On 5/24/07, Gruss Gott <[EMAIL PROTECTED]> wrote:
> I'll try to be more clear on my point: he played a possible racially
> offensive song on the public airwaves.  I'm not addressing how it was
> created, who brought it up first, etc.

Just pointing out he sponsored the audio not the video.
Why is it racist? Answer that please.

> I'm making the comparison to Imus: both talk radio hosts repeated a
> possible racially offensive piece on the public airwaves that they did
> not, themselves, create.  Both have denied that they did it because
> they're racist.  Both have a history of 'walking the line' and
> saying/playing/repeating possibly racially offensive pieces in the
> past.

The Imus event happened about a month after this parody. Obama thought
it was funny and Sharton is OK with it.
Yet you claim it's racist but don't know why.

Imus used a term on his own that was questionable. Rush did a parody
of an op-ed nobody cared about.

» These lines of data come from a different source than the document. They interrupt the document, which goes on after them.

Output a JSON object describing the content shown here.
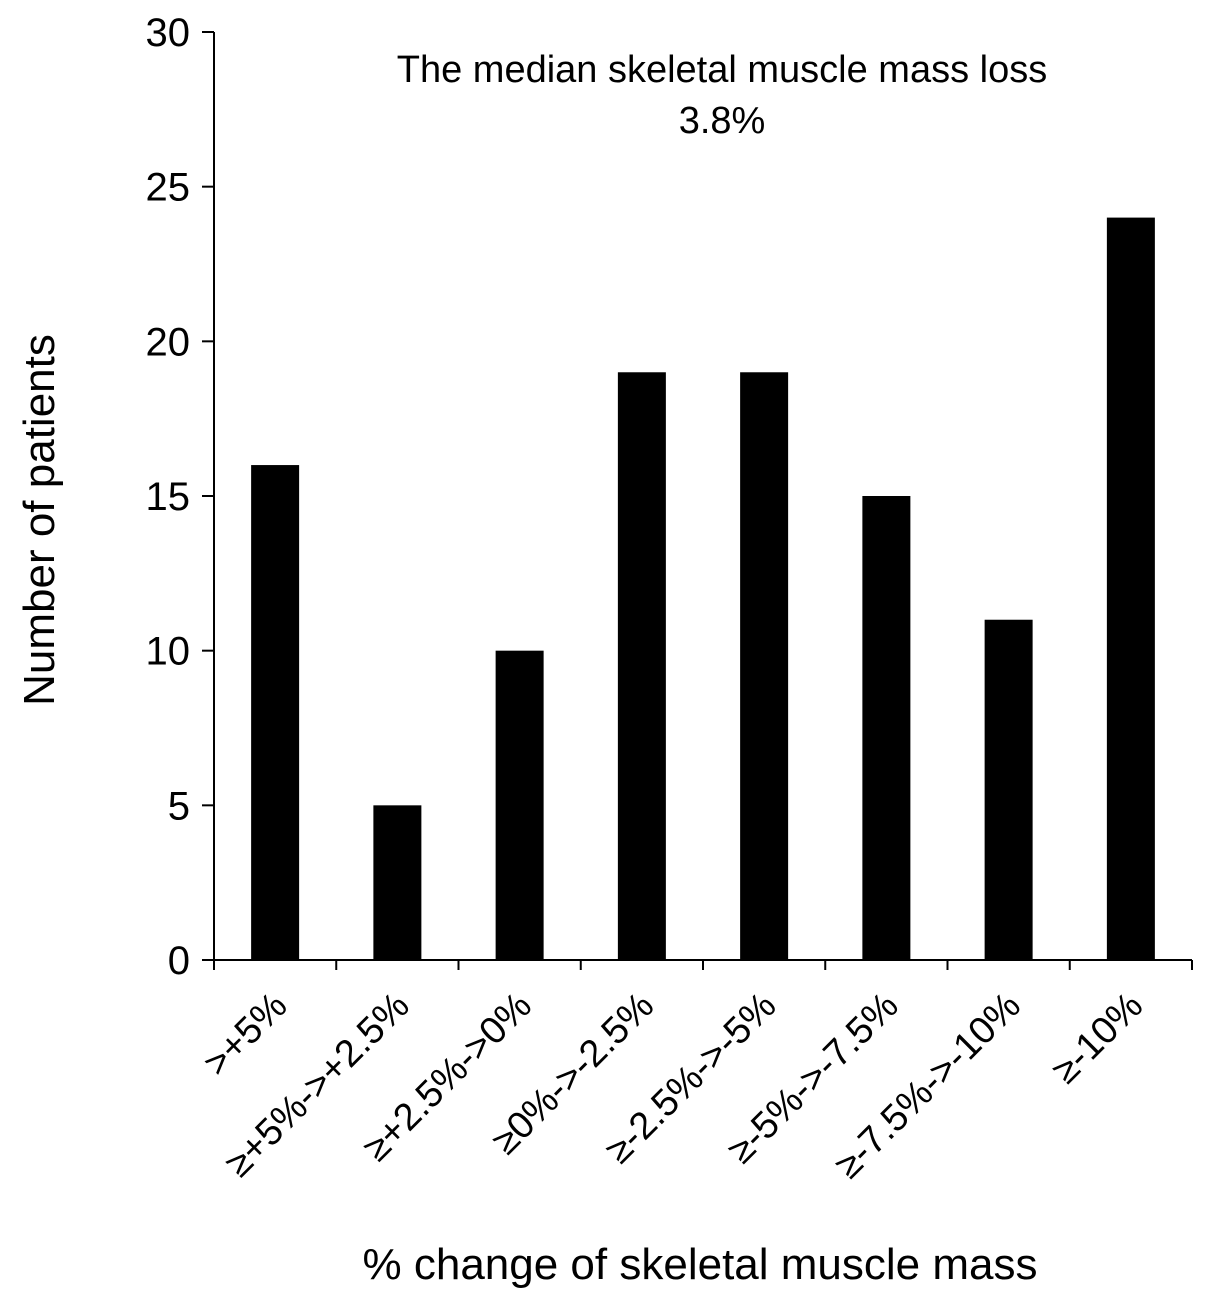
{
  "chart_data": {
    "type": "bar",
    "title": "",
    "annotation": [
      "The median skeletal muscle mass loss",
      "3.8%"
    ],
    "xlabel": "% change of skeletal muscle mass",
    "ylabel": "Number of patients",
    "categories": [
      ">+5%",
      "≥+5%->+2.5%",
      "≥+2.5%->0%",
      "≥0%->-2.5%",
      "≥-2.5%->-5%",
      "≥-5%->-7.5%",
      "≥-7.5%->-10%",
      "≥-10%"
    ],
    "values": [
      16,
      5,
      10,
      19,
      19,
      15,
      11,
      24
    ],
    "ylim": [
      0,
      30
    ],
    "yticks": [
      "0",
      "5",
      "10",
      "15",
      "20",
      "25",
      "30"
    ],
    "grid": false,
    "legend": "none",
    "bar_color": "#000000"
  }
}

Rush didn't use any of his own words,
he used the article. To be mad at him you have to be mad at the
original author. Why don't you get that?


> One was abandoned by his broadcaster and his advertisers, the other was not.
>
> So my question is, what, as a society, should we be saying: the Imus'
> treatment was correct or that Rush's treatment was correct?

We as a society should be smart enough to see the difference.